Dr. Audrius Plioplys ’68 Presents Letters from Siberia to St. Rita Students

On March 27, hundreds of St. Rita students were treated to a presentation from Dr. Audrius Plioplys, a doctor, historian, artist, and scientist—and the valedictorian of St. Rita’s Class of 1968.

Dr. Plioplys, recently named “Man of the Year” by the Balzekas Museum of Lithuanian Culture in Chicago, spoke of his “Hope and Spirit” program at the museum.  Dr. Plioplys educated the St. Rita students on the atrocities committed by Joseph Stalin and the deportation of hundreds of thousands of Europeans and how our world today doesn’t properly appreciate the devastation and terror he fed Europeans in the 1930’s and beyond.

We as a nation know very little about Stalin as compared to that of German leader Adolf Hitler—and that is reflected in the way today’s media operates.  We simply know and recognize Hitler’s evil ways more than Stalin’s.

Dr. Plioplys, however, was quick to point out to the St. Rita community that the two were friends, allies, and even that Hitler modeled many of his “death camps” and strategies from that of Joseph Stalin.

This “historical imbalance” is what drives Dr. Plioplys in his work to educate our community on what really happened to people of European descent.  He stressed to the students that “history repeats itself” and for them to challenge what they know about our world’s history.

Among the shocking details portrayed by Dr. Plioplys were the stories of the cattle trains that were used to deport the victims across the Soviet Union to the slave camps.  The train rides, which took over a month, featured the worst imaginable conditions as the victims were packed inside like sardines and exposed to unsanitary and unhealthy conditions—deaths on the trains were common, as bodies were simply “thrown off” the train.

The St. Rita students listened carefully as Dr. Plioplys spoke of political unrest that still exists today in Europe and China—and how small pockets of “Stalinism” thinking still exist.  It was an eye-opening experience for the students, who, like ourselves, can sometimes take for granted the freedoms and blessings they enjoy as Americans.  Many of them will be headed to colleges soon, but that type of freedom was virtually impossible for many during the era Dr. Plioplys highlighted.

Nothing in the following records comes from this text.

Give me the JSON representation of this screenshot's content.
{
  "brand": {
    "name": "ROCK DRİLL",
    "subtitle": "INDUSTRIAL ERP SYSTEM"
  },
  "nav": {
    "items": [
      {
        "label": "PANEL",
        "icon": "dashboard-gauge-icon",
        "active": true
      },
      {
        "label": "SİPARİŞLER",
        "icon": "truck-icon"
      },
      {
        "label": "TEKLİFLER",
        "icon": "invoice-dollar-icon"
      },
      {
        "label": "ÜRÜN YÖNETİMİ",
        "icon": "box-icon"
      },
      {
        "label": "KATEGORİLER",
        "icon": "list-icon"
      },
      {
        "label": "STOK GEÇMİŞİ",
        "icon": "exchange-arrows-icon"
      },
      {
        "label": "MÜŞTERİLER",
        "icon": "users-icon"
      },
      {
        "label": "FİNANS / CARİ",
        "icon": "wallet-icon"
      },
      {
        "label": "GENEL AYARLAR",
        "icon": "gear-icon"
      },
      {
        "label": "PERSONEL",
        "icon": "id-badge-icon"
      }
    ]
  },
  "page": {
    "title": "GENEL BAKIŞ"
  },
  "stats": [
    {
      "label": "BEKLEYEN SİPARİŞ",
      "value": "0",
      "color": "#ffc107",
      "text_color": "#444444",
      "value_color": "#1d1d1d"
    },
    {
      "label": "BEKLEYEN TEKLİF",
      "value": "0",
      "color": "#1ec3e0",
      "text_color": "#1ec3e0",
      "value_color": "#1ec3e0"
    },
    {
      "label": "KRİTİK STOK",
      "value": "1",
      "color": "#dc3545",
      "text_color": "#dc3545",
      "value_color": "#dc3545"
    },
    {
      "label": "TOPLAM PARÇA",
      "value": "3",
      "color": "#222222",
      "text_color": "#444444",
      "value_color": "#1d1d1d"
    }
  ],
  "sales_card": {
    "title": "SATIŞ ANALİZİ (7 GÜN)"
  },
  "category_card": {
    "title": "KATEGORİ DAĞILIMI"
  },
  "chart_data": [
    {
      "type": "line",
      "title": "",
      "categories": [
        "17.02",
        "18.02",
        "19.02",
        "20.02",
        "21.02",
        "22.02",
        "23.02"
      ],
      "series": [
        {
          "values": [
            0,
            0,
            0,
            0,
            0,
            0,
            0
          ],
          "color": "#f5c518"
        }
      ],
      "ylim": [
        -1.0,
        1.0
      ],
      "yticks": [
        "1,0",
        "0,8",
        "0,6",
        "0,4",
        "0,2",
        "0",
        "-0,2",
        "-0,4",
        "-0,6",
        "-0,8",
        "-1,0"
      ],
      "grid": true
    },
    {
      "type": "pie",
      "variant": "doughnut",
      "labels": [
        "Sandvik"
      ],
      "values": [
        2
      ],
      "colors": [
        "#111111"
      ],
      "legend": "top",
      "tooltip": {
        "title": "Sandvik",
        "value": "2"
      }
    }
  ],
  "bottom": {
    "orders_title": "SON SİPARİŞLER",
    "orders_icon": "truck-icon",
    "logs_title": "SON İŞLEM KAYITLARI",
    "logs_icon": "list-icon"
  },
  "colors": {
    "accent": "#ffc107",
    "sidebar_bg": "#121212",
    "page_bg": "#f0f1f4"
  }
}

Over 160 viewers from outside St. Rita High School tuned in for the live broadcast as several local grammar schools were invited to watch the presentation online.  The online speech is available at www.ihigh.com/strita/broadcast.

The St. Rita High School family would like to thank Dr. Audrius Plioplys for educating our school on an otherwise unknown, but very dark and evil time, that existed not too long ago in our world.  His words will make a lasting impact on our current Rita men.